- IATA: none; ICAO: EVAD;

Summary
- Airport type: Public
- Operator: Ādaži Airpark
- Location: Eimuri, Ādaži Parish, Latvia
- Elevation AMSL: 36 ft / 11 m
- Coordinates: 57°05′54.6″N 24°15′58.32″E﻿ / ﻿57.098500°N 24.2662000°E

Map
- Ādaži Location of airport in Latvia

Runways
| Direction | Length |  | Surface |
| m | ft |
| 15/33 | 396 | 1,300 | Asphalt |

= Ādaži Airfield =

Airport in Latvia

Ādaži Airfield (Ādažu lidlauks) is an airfield in Latvia. It is situated near Eimuri, Ādaži Parish, 30 km north of Riga.

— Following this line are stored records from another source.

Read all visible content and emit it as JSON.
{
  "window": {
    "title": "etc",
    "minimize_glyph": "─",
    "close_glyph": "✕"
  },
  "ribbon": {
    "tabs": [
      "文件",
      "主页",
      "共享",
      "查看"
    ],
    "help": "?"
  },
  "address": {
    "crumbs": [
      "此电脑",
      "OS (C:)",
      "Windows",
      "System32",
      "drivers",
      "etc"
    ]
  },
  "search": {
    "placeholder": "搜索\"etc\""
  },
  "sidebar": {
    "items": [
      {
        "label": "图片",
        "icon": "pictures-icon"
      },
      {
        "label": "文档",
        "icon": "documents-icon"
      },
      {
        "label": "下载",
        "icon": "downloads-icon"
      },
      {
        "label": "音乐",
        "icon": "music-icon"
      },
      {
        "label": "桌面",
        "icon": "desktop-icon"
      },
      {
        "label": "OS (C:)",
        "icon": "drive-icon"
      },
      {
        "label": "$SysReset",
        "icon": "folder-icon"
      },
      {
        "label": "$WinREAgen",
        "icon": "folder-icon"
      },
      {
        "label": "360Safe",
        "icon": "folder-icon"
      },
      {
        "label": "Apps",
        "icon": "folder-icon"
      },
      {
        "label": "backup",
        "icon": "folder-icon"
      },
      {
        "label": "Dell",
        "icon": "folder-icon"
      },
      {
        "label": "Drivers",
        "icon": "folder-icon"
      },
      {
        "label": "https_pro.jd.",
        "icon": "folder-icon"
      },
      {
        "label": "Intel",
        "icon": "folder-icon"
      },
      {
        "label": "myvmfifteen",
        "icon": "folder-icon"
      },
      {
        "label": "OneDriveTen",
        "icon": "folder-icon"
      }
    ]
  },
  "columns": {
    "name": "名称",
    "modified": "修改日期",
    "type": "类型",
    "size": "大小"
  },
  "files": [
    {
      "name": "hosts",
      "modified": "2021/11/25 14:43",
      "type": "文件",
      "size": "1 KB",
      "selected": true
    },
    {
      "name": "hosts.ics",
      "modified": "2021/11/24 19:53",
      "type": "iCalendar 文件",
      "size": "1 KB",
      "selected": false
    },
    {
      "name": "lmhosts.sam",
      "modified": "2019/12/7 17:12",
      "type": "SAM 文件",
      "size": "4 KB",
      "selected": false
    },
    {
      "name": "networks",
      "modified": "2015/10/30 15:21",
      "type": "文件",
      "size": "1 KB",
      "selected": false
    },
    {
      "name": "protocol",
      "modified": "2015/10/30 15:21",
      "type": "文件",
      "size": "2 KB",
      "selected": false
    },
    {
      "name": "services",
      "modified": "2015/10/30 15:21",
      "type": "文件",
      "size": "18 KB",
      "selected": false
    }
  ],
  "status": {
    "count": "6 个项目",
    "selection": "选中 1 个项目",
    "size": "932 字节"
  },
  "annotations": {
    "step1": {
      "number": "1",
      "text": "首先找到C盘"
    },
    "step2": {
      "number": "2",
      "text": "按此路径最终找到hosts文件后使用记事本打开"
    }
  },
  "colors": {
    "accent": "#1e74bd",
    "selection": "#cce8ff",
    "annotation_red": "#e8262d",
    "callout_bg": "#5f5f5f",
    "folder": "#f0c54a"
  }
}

The first private certified airfield in Latvia, which may receive up to 60 small private planes. The range of services includes training of ultra-light plane pilots, maintenance and repair works for planes, trade and rent of planes, as well as advertising flights.

== History ==
Ādaži Airfield was built in 1973 for the agricultural needs of Ādaži Kolkhoz. An asphalt runway was built, measuring 450 meters long and 20 meters wide. It was also equipped with an apron, hangar, fuel and technical/maintenance stations and a storage for mineral fertilization. At the time, the Ādaži Kolkhoz took a major role on agriculture in the Soviet Union.

After Latvia gained independence in 1991, agricultural aviation declined, leading to the abandonment of Ādaži Airfield. The Ministry of Transport also saw that it was unnecessary to maintain the airfield due to financial costs. It was returned to its original owners, and subsequently went through multiple stages of ownership, all of which were uninterested in the development of the aerodrome. By 1994, about 100 small agricultural airfields, including Ādaži, were disused and left to degrade. However, in 2003, aviation enthusiasts acquired the aerodrome, and began repairing the runway. Nearby fields were also leveled, and a hangar and office was installed.